HR Magazine, August, 2002 by Mike Frost

The leadership Secrets of Colin Powell. (Books in Brief)

By Oren Harari

McGraw-Hill, 2002

278 pages

List Price: $21.95

ISBN:0-07-138859-1

Gen. Colin F. Powell's leadership style served him well in the military, helping him rise through the ranks to become chairman of the Joint Chiefs of Staff and, eventually, secretary of state. In fact, says author Oren Harari, in The Leadership Secrets of Colin Powell, aspiring business leaders would do well to adopt Powell's style.

Harari, a management professor at the University of San Francisco, says Powell engages in "the kind of practical, mission- and people-based leadership that ... has translated into performance excellence and competitive success."

Powell doesn't use bluster to inspire his troops. He is polite and "is not interested in intimidating people. He is convinced that frightened people don't take initiative or responsibility and that their organizations suffer as a result."

On the other hand, Harari says Powell doesn't mind making people angry--particularly in pursuit of organizational excellence. "Being responsible sometimes means pissing people off," Harari quotes Powell, who believes that good leaders must defy the status quo.

Being unafraid to ruffle feathers is one of 18 lessons Harari gleans from Powell's approach to leadership. Others include:

* Pay attention to details. Powell believes it's important for leaders to have a thorough grasp of operational details. Otherwise, they cannot effectively challenge existing processes.

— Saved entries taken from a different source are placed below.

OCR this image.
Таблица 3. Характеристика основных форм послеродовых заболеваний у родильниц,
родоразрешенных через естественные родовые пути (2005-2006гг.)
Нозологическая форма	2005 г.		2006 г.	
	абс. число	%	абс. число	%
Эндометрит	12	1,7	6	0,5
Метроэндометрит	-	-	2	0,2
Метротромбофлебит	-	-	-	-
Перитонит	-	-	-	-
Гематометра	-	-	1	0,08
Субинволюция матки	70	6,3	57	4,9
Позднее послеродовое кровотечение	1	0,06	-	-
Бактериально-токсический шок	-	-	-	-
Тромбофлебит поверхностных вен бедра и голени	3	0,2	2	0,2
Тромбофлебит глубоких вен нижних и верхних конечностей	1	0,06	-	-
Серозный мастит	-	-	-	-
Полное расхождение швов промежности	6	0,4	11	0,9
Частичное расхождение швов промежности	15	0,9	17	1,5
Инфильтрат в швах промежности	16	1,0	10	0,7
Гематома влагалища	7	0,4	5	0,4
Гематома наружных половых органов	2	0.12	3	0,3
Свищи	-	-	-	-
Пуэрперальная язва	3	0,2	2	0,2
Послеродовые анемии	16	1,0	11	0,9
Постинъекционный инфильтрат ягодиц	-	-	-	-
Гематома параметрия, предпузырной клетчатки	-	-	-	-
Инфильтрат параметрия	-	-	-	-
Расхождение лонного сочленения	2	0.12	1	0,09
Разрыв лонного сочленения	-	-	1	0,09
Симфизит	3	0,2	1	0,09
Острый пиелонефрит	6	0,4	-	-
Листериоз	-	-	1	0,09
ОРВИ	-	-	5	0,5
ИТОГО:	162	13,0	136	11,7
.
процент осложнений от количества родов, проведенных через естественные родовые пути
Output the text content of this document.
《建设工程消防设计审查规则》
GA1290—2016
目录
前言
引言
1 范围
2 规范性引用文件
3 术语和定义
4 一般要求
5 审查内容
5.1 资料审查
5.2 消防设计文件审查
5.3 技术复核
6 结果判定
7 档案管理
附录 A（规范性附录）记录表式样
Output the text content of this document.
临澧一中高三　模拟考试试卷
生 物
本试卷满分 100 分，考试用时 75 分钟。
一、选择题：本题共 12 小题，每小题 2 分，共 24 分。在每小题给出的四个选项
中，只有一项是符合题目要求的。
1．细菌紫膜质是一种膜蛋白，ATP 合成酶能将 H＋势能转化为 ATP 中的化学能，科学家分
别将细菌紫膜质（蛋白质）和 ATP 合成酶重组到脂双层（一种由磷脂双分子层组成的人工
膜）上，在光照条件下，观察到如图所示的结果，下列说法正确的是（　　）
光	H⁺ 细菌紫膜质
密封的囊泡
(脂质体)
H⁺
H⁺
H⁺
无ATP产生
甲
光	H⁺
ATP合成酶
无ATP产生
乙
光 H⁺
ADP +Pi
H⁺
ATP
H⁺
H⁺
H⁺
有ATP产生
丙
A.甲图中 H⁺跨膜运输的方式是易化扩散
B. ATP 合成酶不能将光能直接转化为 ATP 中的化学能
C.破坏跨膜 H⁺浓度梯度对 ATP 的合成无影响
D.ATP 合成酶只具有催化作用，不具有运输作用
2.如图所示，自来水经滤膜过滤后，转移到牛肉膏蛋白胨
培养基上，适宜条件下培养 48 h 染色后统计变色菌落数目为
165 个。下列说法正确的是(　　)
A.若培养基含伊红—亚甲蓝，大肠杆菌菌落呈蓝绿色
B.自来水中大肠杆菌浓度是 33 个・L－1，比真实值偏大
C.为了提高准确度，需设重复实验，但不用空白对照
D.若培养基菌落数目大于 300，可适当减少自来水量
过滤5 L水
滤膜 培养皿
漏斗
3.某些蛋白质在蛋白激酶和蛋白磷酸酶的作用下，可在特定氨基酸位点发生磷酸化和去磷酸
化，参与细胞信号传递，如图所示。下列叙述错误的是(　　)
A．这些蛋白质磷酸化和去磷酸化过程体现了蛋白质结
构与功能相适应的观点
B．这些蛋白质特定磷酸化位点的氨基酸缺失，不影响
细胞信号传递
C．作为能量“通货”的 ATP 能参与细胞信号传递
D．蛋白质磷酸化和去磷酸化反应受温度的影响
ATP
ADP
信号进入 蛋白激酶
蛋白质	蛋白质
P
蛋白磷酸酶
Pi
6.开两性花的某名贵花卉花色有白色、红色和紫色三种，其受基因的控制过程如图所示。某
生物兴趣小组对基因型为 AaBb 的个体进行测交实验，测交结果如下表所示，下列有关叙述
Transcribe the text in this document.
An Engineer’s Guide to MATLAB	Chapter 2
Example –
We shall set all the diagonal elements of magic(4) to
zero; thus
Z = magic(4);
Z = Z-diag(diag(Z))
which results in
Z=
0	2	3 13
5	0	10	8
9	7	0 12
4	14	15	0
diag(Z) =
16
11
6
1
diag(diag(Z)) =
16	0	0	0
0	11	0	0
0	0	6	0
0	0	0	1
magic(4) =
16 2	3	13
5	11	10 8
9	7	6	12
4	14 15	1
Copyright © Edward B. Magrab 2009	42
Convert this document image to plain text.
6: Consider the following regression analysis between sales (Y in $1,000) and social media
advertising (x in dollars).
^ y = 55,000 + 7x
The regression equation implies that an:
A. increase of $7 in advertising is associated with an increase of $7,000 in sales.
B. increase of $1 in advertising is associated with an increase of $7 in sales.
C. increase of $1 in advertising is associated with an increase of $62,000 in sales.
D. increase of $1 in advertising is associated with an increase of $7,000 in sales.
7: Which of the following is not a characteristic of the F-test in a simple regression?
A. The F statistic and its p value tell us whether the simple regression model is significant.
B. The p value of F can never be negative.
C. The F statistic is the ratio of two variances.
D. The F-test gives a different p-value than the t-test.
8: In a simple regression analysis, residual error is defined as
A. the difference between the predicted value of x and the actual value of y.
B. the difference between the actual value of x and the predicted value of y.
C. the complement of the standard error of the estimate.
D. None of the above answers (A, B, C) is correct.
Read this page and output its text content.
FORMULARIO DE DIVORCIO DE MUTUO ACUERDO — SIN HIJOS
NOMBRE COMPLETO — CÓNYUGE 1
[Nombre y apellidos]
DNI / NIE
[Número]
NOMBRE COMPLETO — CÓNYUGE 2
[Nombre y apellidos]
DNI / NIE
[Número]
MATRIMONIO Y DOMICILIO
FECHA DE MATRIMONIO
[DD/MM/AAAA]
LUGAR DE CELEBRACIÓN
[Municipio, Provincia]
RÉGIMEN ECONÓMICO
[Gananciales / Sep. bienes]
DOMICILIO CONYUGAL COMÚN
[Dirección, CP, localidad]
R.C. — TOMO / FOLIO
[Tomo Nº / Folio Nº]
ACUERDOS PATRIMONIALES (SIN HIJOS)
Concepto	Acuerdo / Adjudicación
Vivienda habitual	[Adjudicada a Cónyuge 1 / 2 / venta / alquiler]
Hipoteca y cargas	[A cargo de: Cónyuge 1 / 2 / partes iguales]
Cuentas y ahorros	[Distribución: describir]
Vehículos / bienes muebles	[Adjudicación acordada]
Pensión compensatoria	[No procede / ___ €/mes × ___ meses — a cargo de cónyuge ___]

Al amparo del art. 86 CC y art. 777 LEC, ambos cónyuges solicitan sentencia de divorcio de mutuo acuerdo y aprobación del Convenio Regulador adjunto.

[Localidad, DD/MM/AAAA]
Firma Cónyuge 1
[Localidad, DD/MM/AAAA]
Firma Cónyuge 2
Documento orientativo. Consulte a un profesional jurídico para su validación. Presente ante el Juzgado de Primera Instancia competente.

* Deploy the best people. Powell's philosophy is: "In a brain-based economy, your best assets are people." Harari describes what he calls "Powell's Rules for Picking People: Look for intelligence and judgment and, most critically, a capacity to anticipate." Powell also values loyalty, integrity, a balanced ego and drive.

* Trust those in the trenches. Powell's experiences in Vietnam and the Persian Gulf taught him that the people in the field were right more often than top military brass. Harari cites a number of businesses--including IBM, 3Com and McDonald's--that benefited from important new ideas emanating not from top leaders but from maverick units or franchises. "Most honest leaders in innovative companies will candidly admit that their most fruitful innovations have been hatched in places far from company headquarters."

* Recognize that the day your reports stop bringing you their problems is the day you have stopped leading them. "They have either lost confidence that you can help them or concluded that you do not care," writes Harari. "Either case is a failure of leadership."

Harari closes The Leadership Secrets of Colin Powell with this observation: "Leadership is not rank, privilege, titles or money. It is responsibility."

Mike Frost is a freelance writer based in Alexandria, Va.